Vectors contain the same data type. A vector of vectors create a matrix or a data.frame. Most of the time you will use data.frames to store your data since each vector can contain a different data type.
```{r}
vec.1 <- 1:5
str(vec.1)

vec.2 <- c("a", "b", "c", "d", "e")
str(vec.2)

vec.3 <- c(TRUE,FALSE,F,F,T)
str(vec.3)

df <- data.frame(vec.1, vec.2, vec.3)
names(df) <- c("numbers", "letters", "vowels")

str(df)

## convert from Factor to character data type
df$letters <- as.character(df$letters)
str(df)
```


\newpage

## Some comments about reproducibility & readability
### The importance of readability
A bad example of readability
```{r}
write.csv(headr("datasets/TPM_sim_dataset_20180607.csv") %>%
  select(subjectid) %>% 
  left_join(headr("datasets/Baseline_sim_dataset_AllSubjects_20180607.csv"),
            by= "subjectid"), "datasets/output.csv", row.names = F)
```
Can anyone guess what this line of code is accomplishing?

A good example of readability
```{r}
## import data
baselineData <- read.csv("datasets/Baseline_sim_dataset_AllSubjects_20180607.csv")
topiramateData <- read.csv("datasets/TPM_sim_dataset_20180607.csv")

## create completers subset from topiramateData
completers <- select(topiramateData, subjectid)

## filter to keep only completers
filteredBaseline <- left_join(completers, baselineData, by= "subjectid")

## save filteredBaseline
# write.csv(filteredBaseline, "datasets/Baseline_sim_dataset_CompletersOnly_20180607.csv", row.names = F)
```
Tip: Use "camel case" to separate words within a variable name by capitalizing the first letter of a new word, e.g. baselineData.
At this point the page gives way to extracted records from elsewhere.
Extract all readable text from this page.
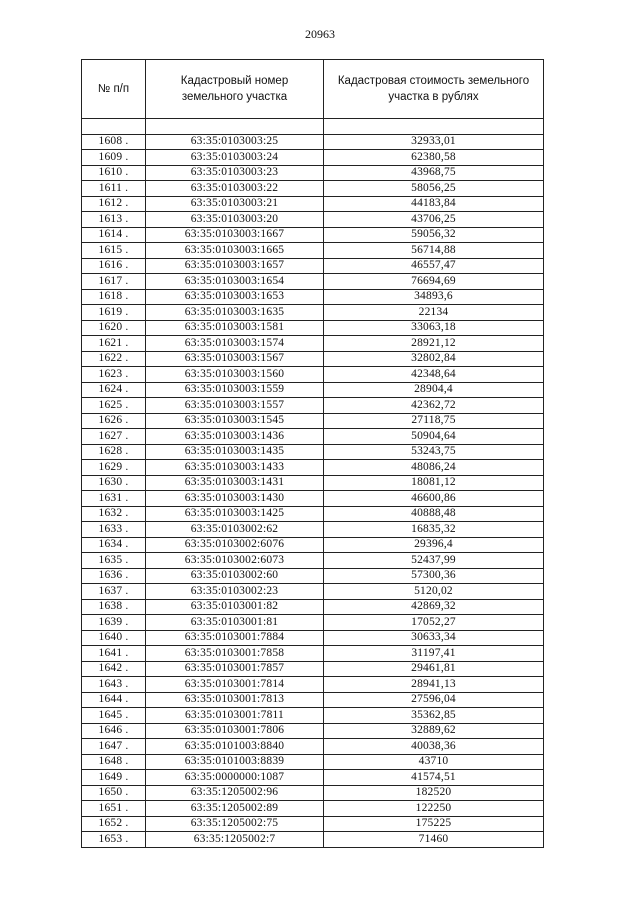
20963
№ п/п	Кадастровый номер земельного участка	Кадастровая стоимость земельного участка в рублях

1608 .	63:35:0103003:25	32933,01
1609 .	63:35:0103003:24	62380,58
1610 .	63:35:0103003:23	43968,75
1611 .	63:35:0103003:22	58056,25
1612 .	63:35:0103003:21	44183,84
1613 .	63:35:0103003:20	43706,25
1614 .	63:35:0103003:1667	59056,32
1615 .	63:35:0103003:1665	56714,88
1616 .	63:35:0103003:1657	46557,47
1617 .	63:35:0103003:1654	76694,69
1618 .	63:35:0103003:1653	34893,6
1619 .	63:35:0103003:1635	22134
1620 .	63:35:0103003:1581	33063,18
1621 .	63:35:0103003:1574	28921,12
1622 .	63:35:0103003:1567	32802,84
1623 .	63:35:0103003:1560	42348,64
1624 .	63:35:0103003:1559	28904,4
1625 .	63:35:0103003:1557	42362,72
1626 .	63:35:0103003:1545	27118,75
1627 .	63:35:0103003:1436	50904,64
1628 .	63:35:0103003:1435	53243,75
1629 .	63:35:0103003:1433	48086,24
1630 .	63:35:0103003:1431	18081,12
1631 .	63:35:0103003:1430	46600,86
1632 .	63:35:0103003:1425	40888,48
1633 .	63:35:0103002:62	16835,32
1634 .	63:35:0103002:6076	29396,4
1635 .	63:35:0103002:6073	52437,99
1636 .	63:35:0103002:60	57300,36
1637 .	63:35:0103002:23	5120,02
1638 .	63:35:0103001:82	42869,32
1639 .	63:35:0103001:81	17052,27
1640 .	63:35:0103001:7884	30633,34
1641 .	63:35:0103001:7858	31197,41
1642 .	63:35:0103001:7857	29461,81
1643 .	63:35:0103001:7814	28941,13
1644 .	63:35:0103001:7813	27596,04
1645 .	63:35:0103001:7811	35362,85
1646 .	63:35:0103001:7806	32889,62
1647 .	63:35:0101003:8840	40038,36
1648 .	63:35:0101003:8839	43710
1649 .	63:35:0000000:1087	41574,51
1650 .	63:35:1205002:96	182520
1651 .	63:35:1205002:89	122250
1652 .	63:35:1205002:75	175225
1653 .	63:35:1205002:7	71460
This applies not only to coding within R, but also maintaining a proper audit trail for all your files!

Naming convention: for version control, best method of including dates is to use yyyymmdd, as this will sort chronologically when sorted alphabetically


### Always write your code as though it were being read by a human, not a computer!
In addition to liberal commenting throughout your code, do not underestimate the importance of creating descriptive variable names. If a future graduate student takes over your project after you've graduated, will they be able to decipher what your code does without calling you to ask?

\newpage

## Version control
### What's that mean?
Everytime you modify a file, you have created a new "version" of it. Version control allows you to keep a record of all the changes that you have made to a file. This way if you break a script that you have written, you can easily go back to the old version.

### GitHub glossary

Commit: File changes saved to your local machine

Push: File changes saved to your online database

Pull: Bring online changes to your local workspace

Fork: Create a personal copy of someone else's work

Branch: Workspace to try implementing new feature without worrying about messing up existing function


### Repositories
Can be either public or private. On github.com with a free account you can ONLY create public repositories. These can be seen by anyone. Enterprise or paid version of GitHub allows you to create private repositories which can only be seen by you and collaborators of your choice.

### UMN GitHub
Students have free access to an Enterprise version of GitHub through UMN. Allows users to have private repositories. Users outside UMN cannot see anything in this account, but you can transfer repositories from the UMN GitHub to a public GitHub account.